Does anyone else feed sardines that are NOT canned?

I am accustomed to feeding Grimm "Baltic Herring." He goes wild for fish of any kind. He prefers them whole, ungutted, head and eyes and guts an' all. I used to toss him fish that he'd catch like a seal! The Baltic Herring were mostly about 3/4 the size of my hand. 

I just read that sardines are actually small herring. I have found a few sources to get them fresh-frozen in 2 and 4 lb bags.

Anyone else feeding sardines?

Note: I'll add about 3 - 4 per meal when I do include it, and count it in with the MM.


----------



## allieg (Nov 4, 2008)

How about smelt? If fish is fish I think it is cheap and smelt season is coming up with ice fishing.

Do you have Grimmi back yet? If not is there any time frame set to get him home?


----------



## JakodaCD OA (May 14, 2000)

Patti I haven't done fresh sardines,, but lately at the fish market i work at, we've been getting in smelts (small, they look like big minnows,,maybe a relative of sardines?) I've brought some home and tossed the furkids a few, they love em and they are pretty cheap to!

These come in gutted and heads off..


----------



## allieg (Nov 4, 2008)

Hey I just suggested that....
Great minds think alike...


----------



## JakodaCD OA (May 14, 2000)

LOL,,tooo funny,,I guess its 'smelt' season,,alot of people eat them for the holidays??? I dunno, they look like big minnows to me!


----------



## Brightelf (Sep 5, 2001)

Thanks Allie and Diane.







I'll check out smelt too. Sardines are also cheap. I'll look around to see who has smelt whole and frozen, if i can't find sardines from the usual sources. Thanks for the ideas! I'm not set up yet here in my little apartment, but almost, for Grimm to return to me. I'll update when he's home for sure!


----------



## aubie (Dec 22, 2008)

My raw provider sells 5 lb bags of frozen sardines, I think I'm going to get some next order, just to add something different in.


----------



## mspiker03 (Dec 7, 2006)

I've fed fresh/frozen sardines before (actually have some in the freezer right now!).


----------



## Brightelf (Sep 5, 2001)

Cool! Oma's Price sells them in 2 lb bags. I am going to order some next time. Grimm LOVES fish! They're a big deal for him. I like seeing him eat a "whole" food. he doesn't get fish in every meal, but, it's a thrill for him when he gets them!


----------



## LJsMom (Jan 6, 2008)

Do you thaw them or serve frozen?


----------



## JakodaCD OA (May 14, 2000)

I have been feeding the smelts fresh , if I got them frozen , I'd probably thaw them out to )


----------



## Brightelf (Sep 5, 2001)

I keep them in the freezer, 'till 10 minutes before a meal. Then, I put about 3 - 4 little fish in a bowl of warm water while I get the rest of the meal ready. By the time the meal is prepared, I just dump out the warm water, toss the fishies atop the meal, and one very HAPPY dog gets his fish atop his meal!


----------



## mspiker03 (Dec 7, 2006)

I feed partially frozen. Thawed out raw fish is stinky!!! (at least to me)


----------



## Brightelf (Sep 5, 2001)

You're right, it is a bit, uh, aromatic.














But to Grimm, this enhances the experience!

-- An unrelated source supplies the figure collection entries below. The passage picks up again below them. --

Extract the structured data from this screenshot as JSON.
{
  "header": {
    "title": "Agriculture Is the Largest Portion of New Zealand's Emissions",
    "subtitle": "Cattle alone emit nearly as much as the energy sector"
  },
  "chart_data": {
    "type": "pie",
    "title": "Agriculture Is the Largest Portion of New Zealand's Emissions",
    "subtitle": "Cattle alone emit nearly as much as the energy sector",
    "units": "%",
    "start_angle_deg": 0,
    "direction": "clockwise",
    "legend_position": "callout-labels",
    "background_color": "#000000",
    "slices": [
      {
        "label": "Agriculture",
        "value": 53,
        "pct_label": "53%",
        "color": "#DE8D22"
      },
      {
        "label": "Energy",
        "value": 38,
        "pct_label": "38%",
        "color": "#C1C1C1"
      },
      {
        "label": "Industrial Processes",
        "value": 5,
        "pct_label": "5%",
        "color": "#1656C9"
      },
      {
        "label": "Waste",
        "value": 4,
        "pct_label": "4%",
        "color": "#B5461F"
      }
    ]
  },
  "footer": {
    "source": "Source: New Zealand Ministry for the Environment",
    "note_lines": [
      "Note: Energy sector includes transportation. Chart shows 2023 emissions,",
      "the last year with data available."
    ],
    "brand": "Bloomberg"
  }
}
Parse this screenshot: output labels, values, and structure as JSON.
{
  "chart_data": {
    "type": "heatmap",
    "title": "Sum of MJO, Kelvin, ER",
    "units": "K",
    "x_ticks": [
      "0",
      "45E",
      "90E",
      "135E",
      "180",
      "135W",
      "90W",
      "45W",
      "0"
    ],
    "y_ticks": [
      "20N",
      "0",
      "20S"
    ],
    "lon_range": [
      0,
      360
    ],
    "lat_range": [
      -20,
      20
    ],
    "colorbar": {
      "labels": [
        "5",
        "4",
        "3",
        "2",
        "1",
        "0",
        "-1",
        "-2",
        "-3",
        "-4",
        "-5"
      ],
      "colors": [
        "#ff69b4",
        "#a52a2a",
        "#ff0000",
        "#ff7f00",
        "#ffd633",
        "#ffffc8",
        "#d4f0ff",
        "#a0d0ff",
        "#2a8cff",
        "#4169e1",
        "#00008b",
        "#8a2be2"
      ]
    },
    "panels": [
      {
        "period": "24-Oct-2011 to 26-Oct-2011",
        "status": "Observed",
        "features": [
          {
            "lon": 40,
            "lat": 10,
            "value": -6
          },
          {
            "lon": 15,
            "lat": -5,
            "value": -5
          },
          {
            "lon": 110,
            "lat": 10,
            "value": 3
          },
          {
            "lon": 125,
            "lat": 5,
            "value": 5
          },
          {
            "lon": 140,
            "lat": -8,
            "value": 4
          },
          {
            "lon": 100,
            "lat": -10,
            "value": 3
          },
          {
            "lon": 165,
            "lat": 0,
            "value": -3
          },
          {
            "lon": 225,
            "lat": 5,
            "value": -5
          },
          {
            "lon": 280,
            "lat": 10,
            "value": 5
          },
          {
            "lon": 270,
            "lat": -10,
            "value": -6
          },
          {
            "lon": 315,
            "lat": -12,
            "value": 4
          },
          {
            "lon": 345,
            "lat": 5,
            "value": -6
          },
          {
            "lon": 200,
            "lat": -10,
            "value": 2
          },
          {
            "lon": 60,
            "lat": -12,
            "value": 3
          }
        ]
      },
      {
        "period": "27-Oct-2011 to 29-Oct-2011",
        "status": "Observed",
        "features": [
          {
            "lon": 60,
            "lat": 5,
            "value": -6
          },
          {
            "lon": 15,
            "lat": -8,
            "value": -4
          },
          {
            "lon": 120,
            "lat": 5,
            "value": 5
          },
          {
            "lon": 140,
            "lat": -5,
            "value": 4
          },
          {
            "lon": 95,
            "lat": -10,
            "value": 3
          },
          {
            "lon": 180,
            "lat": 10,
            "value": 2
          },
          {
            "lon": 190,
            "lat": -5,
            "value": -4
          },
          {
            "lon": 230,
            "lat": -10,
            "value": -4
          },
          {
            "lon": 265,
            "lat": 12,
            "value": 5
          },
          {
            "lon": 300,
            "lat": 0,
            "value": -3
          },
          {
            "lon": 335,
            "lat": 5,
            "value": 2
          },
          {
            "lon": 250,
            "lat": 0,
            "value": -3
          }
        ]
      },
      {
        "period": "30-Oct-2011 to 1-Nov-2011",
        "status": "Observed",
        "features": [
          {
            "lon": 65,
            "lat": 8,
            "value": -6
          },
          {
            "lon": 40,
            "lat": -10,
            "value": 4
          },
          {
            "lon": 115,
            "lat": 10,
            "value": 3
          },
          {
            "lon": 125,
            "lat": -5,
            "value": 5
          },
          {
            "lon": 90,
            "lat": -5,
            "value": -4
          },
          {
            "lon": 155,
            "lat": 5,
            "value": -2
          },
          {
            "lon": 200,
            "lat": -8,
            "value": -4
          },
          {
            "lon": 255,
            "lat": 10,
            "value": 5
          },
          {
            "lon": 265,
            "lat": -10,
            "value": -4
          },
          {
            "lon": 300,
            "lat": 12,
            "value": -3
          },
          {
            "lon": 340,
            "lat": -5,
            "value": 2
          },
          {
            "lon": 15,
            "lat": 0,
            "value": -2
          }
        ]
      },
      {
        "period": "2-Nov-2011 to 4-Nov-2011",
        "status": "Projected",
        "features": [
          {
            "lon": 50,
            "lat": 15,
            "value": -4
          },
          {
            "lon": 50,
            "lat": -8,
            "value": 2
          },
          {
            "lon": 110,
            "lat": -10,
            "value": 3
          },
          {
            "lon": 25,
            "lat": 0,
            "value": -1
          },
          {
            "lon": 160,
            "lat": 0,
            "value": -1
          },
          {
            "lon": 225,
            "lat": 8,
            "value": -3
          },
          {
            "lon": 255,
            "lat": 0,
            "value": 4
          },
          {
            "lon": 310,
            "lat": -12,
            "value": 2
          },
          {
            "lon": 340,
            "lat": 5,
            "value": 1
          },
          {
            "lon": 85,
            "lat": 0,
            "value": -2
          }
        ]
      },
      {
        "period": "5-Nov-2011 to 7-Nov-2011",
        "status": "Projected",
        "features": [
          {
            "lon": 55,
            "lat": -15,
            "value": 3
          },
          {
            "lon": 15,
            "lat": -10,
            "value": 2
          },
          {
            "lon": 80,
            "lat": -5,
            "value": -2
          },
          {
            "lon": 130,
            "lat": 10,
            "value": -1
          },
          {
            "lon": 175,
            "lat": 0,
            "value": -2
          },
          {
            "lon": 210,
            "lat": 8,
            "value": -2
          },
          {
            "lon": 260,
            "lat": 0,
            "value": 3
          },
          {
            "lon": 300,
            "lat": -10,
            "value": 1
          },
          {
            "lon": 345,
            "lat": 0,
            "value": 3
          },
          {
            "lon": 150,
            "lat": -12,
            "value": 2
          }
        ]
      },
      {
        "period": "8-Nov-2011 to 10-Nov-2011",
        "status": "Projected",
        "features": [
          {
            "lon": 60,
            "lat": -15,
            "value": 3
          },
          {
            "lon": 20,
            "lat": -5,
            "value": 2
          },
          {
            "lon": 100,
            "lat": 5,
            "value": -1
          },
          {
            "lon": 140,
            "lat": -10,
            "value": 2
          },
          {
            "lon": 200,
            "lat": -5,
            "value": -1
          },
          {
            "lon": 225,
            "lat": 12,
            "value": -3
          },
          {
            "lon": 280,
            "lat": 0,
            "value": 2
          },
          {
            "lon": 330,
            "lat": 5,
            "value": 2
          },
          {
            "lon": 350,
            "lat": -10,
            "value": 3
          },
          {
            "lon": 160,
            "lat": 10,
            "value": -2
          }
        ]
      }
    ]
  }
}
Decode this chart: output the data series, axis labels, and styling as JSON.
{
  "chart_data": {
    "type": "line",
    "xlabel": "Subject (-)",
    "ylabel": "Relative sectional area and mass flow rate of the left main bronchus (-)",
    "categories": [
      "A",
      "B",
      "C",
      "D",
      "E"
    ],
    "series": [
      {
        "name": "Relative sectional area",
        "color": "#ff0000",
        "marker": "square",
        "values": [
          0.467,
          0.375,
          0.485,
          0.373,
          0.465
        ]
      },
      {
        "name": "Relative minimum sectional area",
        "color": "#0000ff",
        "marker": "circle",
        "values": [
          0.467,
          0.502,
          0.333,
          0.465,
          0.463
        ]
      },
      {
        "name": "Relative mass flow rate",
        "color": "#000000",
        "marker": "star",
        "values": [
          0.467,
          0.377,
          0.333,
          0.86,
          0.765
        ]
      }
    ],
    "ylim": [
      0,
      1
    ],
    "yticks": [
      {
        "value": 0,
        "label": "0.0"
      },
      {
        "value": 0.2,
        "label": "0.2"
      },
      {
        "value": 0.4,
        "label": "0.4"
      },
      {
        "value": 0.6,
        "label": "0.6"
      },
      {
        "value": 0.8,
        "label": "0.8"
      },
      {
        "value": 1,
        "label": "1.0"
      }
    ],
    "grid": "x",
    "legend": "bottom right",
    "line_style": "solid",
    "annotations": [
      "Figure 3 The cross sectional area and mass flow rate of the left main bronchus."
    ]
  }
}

You can imagine his thrill when he gets a bit of green tripe.







I love feeding fish though, I love feeding a whole food with head, eyes, entrails etc. He LOVES fish!







They're so fun to feed, too.


----------



## mspiker03 (Dec 7, 2006)

My dogs love stinky too...I just don't like stinky in the house! They get fed green tripe outisde!!


----------